料亭並み!?すごい「病院食」を知っていますか

「自分の親に食べてもらう」を実践する現場

「ひな祭り」の日の病院食。イクラ入りのちらし寿司にサワラの木の芽焼き、そら豆のすり身揚げ。(写真提供:葉隠勇進)
『現場力を鍛える』『見える化』などのベストセラーがある遠藤功氏が、昨年11月に出版した現場論「非凡な現場」をつくる論理と実践(東洋経済新報社)が、発売20日で3万部を突破しました。
「日本企業の強さは現場力にある」という視点から、現場力を鍛える仕組みがわかりやすく書かれた1冊で、「私の職場でも応用できるヒントを見つけた」「現場で働くことが楽しくなった」などの声が、読者から多数届いています。
今回から2回にわたって、『現場論』のミニ事例で紹介したソシオークホールディングス(以下、ソシオーク)の大隈太嘉志社長との対談を掲載します。ソシオークが展開する「大切な人のために作る」給食事業、その人気の秘密に迫ります。

思わず入院したくなる!?「ひな祭り」の食事

遠藤:ソシオークは、小学校や病院、介護施設などの給食事業を主に手掛けていますね。
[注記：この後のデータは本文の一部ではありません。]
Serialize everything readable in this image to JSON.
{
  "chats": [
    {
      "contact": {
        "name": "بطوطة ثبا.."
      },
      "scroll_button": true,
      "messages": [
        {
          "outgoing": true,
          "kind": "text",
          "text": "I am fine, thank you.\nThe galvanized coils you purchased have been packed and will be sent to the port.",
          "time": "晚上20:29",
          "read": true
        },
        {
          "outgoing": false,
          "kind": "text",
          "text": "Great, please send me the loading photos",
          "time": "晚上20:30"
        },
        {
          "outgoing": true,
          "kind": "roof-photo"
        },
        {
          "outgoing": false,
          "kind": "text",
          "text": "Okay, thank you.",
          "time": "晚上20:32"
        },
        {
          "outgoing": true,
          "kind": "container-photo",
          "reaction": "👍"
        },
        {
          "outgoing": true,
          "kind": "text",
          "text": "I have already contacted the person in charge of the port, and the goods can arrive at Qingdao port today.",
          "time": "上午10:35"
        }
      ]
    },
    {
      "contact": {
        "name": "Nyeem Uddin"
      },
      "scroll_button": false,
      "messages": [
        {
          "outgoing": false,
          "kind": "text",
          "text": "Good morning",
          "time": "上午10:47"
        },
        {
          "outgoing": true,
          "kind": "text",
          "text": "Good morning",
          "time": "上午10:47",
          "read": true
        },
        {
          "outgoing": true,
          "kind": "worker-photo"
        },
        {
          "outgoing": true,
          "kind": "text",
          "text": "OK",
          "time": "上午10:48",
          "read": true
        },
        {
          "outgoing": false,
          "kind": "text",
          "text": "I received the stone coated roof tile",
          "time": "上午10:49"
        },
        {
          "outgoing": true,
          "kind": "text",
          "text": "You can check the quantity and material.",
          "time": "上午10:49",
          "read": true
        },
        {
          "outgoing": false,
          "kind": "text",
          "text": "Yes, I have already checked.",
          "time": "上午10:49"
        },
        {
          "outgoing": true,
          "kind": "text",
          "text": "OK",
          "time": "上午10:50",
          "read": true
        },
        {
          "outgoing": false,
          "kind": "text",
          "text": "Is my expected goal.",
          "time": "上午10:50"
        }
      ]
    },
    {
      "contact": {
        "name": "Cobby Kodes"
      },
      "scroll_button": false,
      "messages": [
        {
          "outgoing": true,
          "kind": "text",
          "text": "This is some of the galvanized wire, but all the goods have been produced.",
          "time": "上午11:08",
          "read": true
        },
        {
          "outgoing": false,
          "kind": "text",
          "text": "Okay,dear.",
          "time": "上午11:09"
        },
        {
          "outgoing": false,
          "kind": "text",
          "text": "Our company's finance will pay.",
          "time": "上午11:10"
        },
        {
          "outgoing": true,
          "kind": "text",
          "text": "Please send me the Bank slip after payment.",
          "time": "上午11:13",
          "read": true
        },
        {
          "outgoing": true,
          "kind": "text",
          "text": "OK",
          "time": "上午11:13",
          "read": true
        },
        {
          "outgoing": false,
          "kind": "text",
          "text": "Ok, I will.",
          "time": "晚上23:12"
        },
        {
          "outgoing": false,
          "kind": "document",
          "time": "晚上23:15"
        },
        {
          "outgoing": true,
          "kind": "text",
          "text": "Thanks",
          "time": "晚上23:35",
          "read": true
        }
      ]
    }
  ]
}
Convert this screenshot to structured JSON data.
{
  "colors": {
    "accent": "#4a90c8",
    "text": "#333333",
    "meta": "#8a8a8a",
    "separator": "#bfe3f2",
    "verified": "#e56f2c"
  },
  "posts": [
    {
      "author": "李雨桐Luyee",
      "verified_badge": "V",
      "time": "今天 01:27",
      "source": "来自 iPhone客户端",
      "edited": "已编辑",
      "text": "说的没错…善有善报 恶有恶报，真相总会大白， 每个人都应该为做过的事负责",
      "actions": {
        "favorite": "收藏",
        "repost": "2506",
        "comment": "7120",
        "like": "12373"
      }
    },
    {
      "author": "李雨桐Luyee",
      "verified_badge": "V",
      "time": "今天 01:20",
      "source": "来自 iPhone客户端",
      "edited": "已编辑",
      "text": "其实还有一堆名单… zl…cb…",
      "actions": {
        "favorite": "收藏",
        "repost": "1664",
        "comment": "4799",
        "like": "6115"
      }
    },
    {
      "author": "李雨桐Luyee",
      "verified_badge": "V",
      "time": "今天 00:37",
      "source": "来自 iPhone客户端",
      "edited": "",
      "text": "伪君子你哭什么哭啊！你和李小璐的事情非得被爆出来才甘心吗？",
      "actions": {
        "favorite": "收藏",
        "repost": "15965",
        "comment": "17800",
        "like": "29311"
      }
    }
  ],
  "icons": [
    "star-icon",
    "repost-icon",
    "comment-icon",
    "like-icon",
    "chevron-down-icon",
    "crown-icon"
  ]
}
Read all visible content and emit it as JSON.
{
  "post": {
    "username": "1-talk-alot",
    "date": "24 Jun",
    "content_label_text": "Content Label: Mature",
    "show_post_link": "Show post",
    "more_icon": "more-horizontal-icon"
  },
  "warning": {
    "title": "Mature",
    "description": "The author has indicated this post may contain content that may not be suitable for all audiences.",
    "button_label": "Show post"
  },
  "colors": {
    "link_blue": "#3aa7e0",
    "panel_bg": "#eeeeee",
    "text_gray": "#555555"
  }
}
以前、見せていただいた病院食の写真が、まるで料亭の食事のようで、「病院食=おいしくない」というイメージが完全に覆されました。

大隈:ありがとうございます。小学校や病院などに提供している給食事業は、ソシオークの中軸会社「葉隠勇進」が運営しています。毎日は無理でも、ひな祭りなどイベントの日は、患者さんの心が華やぐ食事を工夫しています。

遠藤:私が見た写真は「ひな祭り」の日の献立で、メインはイクラ入りのちらし寿司と、サワラの木の芽焼き。特別料金をもらわない普通の病院食なのに、彩りも鮮やかで豪華ですし、とてもおいしそうですね。私が入院するときには「ソシオークの食事が食べられる病院」と決めています(笑)。

大隈:給食事業の理念は、「大切な人のために作る愛情いっぱいの料理とサービス」です。現場のスタッフは「自分の親に食べてもらうつもりで調理する」という気持ちを大切にしています。

遠藤:病院や介護施設の食事は1日3食、1年365日休みなしで、大量に、かつ多様な献立を調理する必要があります。特別料金がいただけるわけでもない。にもかかわらず、そこまで手をかけるところに、日本のおもてなし精神と現場力が表れていますね。